Sort of like how insulin isn't really that helpful for non-diabetics. And we don't give diabetic people special social status. We give them insulin. Because our set of appropriations to a diabetic person is well-organized and contains only the things that truly help with the things unique to diabetes, and not more than that, we don't really have to worry about people self-diagnosing as diabetic.
Now, the thing is, something like "attention" or "acceptance into the group" is something that we tend to give people who have a label like autistic, these days. Does that mean we should take these things away from autistics, other neuro-atypicals, etc?

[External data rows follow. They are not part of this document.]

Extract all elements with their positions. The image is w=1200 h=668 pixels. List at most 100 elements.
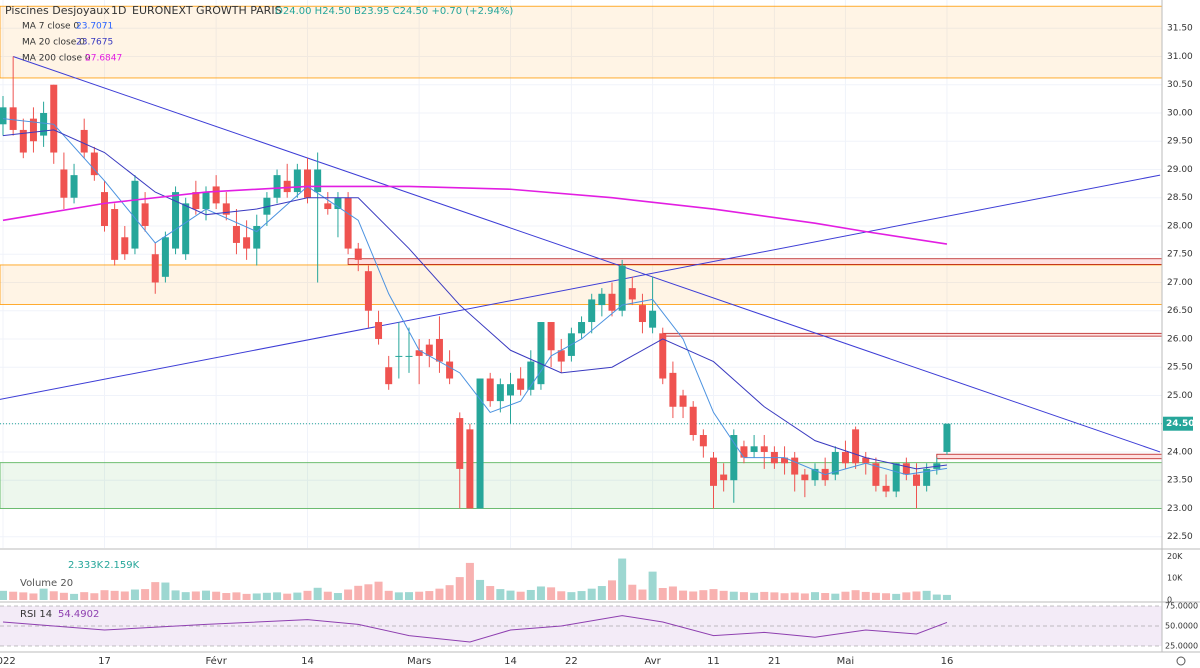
volume-bar (699, 590, 708, 600)
volume-bar (232, 592, 241, 600)
candle-body (537, 322, 545, 385)
volume-bar (435, 588, 444, 600)
volume-bar (39, 588, 48, 600)
volume-bar (171, 590, 180, 600)
volume-bar (780, 593, 789, 600)
candle-body (618, 265, 626, 311)
last-price-box (1163, 416, 1193, 431)
candle-body (121, 237, 129, 255)
y-tick-label: 25.50 (1167, 363, 1193, 373)
y-tick-label: 25.00 (1167, 391, 1193, 401)
volume-pane (0, 558, 951, 600)
y-tick-label: 29.50 (1167, 137, 1193, 147)
candle-body (80, 129, 88, 153)
candle-body (811, 468, 819, 481)
volume-bar (760, 591, 769, 600)
candle-body (50, 84, 58, 153)
volume-bar (405, 592, 413, 600)
volume-tick-label: 20K (1167, 552, 1183, 561)
last-price-label: 24.50 (1166, 419, 1194, 429)
y-tick-label: 30.50 (1167, 80, 1193, 90)
volume-bar (415, 591, 424, 600)
legend-label: MA 200 close 0 (22, 54, 91, 64)
volume-bar (273, 592, 282, 600)
volume-bar (262, 592, 271, 600)
candle-body (649, 310, 657, 328)
y-tick-label: 28.00 (1167, 221, 1193, 231)
volume-tick-label: 10K (1167, 574, 1183, 583)
candle-body (172, 192, 180, 249)
volume-bar (496, 589, 505, 600)
x-tick-label: 16 (941, 656, 954, 667)
settings-icon[interactable] (1176, 656, 1186, 666)
volume-bar (222, 593, 231, 600)
candle-body (496, 384, 504, 402)
candle-body (222, 203, 230, 215)
volume-bar (425, 591, 434, 600)
moving-average (2, 118, 948, 476)
volume-bar (313, 587, 322, 600)
x-tick-label: 14 (504, 656, 517, 667)
volume-bar (871, 592, 880, 600)
candle-body (740, 446, 748, 458)
candle-body (212, 186, 220, 204)
candle-body (669, 372, 677, 407)
candle-body (588, 299, 596, 323)
volume-bar (719, 590, 728, 600)
volume-bar (59, 592, 68, 600)
volume-bar (882, 593, 891, 600)
volume-bar (902, 592, 911, 600)
volume-bar (800, 593, 809, 600)
volume-bar (212, 591, 221, 600)
level-box (662, 332, 1162, 337)
volume-bar (130, 589, 139, 600)
volume-bar (394, 592, 403, 600)
volume-bar (536, 586, 545, 600)
rsi-pane (0, 605, 1162, 647)
x-tick-label: 17 (98, 656, 111, 667)
volume-bar (120, 591, 129, 600)
symbol: Piscines Desjoyaux (5, 4, 110, 17)
candle-body (283, 180, 291, 193)
volume-bar (100, 590, 109, 600)
y-tick-label: 27.00 (1167, 278, 1193, 288)
volume-bar (658, 588, 667, 600)
candle-body (801, 474, 809, 481)
candle-body (131, 180, 139, 249)
candle-body (507, 384, 514, 396)
y-tick-label: 26.50 (1167, 306, 1193, 316)
interval: 1D (111, 4, 126, 17)
candle-body (679, 395, 687, 407)
candle-body (415, 350, 423, 356)
candle-body (943, 423, 951, 452)
candle-body (852, 429, 860, 464)
volume-bar (831, 593, 840, 600)
volume-bar (9, 591, 18, 600)
rsi-title: RSI 14 (20, 609, 52, 620)
candle-body (425, 344, 433, 356)
volume-bar (689, 591, 698, 600)
candle-body (892, 463, 900, 492)
volume-bar (557, 591, 566, 600)
y-tick-label: 26.00 (1167, 334, 1193, 344)
volume-bar (608, 580, 616, 600)
volume-bar (465, 562, 474, 600)
volume-bar (729, 591, 738, 600)
candle-body (19, 129, 27, 153)
x-tick-label: 21 (768, 656, 781, 667)
moving-average (2, 129, 948, 470)
candle-body (598, 293, 606, 306)
candle-body (364, 271, 372, 311)
x-tick-label: 22 (565, 656, 578, 667)
volume-bar (303, 590, 312, 600)
candle-body (232, 225, 240, 243)
x-tick-label: Mars (407, 656, 431, 667)
volume-bar (252, 593, 261, 600)
volume-bar (354, 585, 363, 600)
volume-bar (181, 592, 190, 600)
candle-body (608, 293, 616, 311)
candle-body (730, 435, 738, 481)
candle-body (557, 350, 565, 362)
level-box (347, 258, 1162, 265)
candle-body (446, 361, 454, 379)
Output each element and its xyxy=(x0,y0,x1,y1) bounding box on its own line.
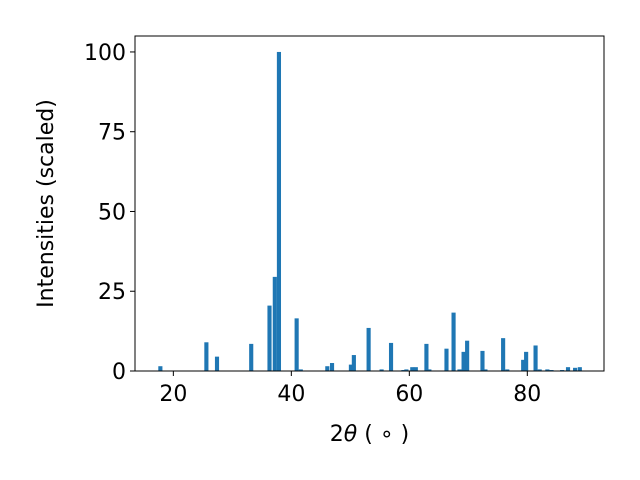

No. It means that those things are useful to everybody, so we should give them to everybody. Even the really normal people who aren't in any marginal group.
The problem is that we have a mismatch between what is needed and helpful, and what we provide to people. That creates an incentive to report or perceive things differently than reality.
In an Idealistic Utopia I expect psychotherapeutic drugs to only be assigned as needed, but for the world we live in they hand out Ritalin and Stimulants like Amphetamine to the point of shortages.
I agree with you. I was diagnosed a few years ago with autism and I now look back with a feeling of second-hand embarrassment. I found myself in a phase where I needed to explain why I feel so different to others, I spent hours reading up on autism and other disorders, and might have subconsciously “hoped” I had the disorder. I am actively trying to get rid of the diagnosis. I know this isn’t a generalised statement I can make and apply to every single person who suspects they might suffer of something, but the popularised liberal concept of self-diagnosing and using shitty online quizzes to prove so is ridiculous. +I know some people won’t like this comment, but the other side ought to be heard too.
Congratulations, that’s most ableist ignorant boomer garbage I’ve heard all day… and my inlaws are visiting.
Hi. I have ASD, diagnosed proper years ago. I have grown up around more ASD individuals than you have, full stop. I have shadowed ABA clinicians for years.
I strongly attest that the statement that younger generations self-diagnosing is all-around harmful is 100% factual and indismissable. There is nothing ignorant about the provable truth.
Ah yes, your personal anecdotal "provable truth". Please do better. For all our sakes.
Alright, please link your peer-reviewed study on this as soon as you were able to prove the generality of your personal impressions.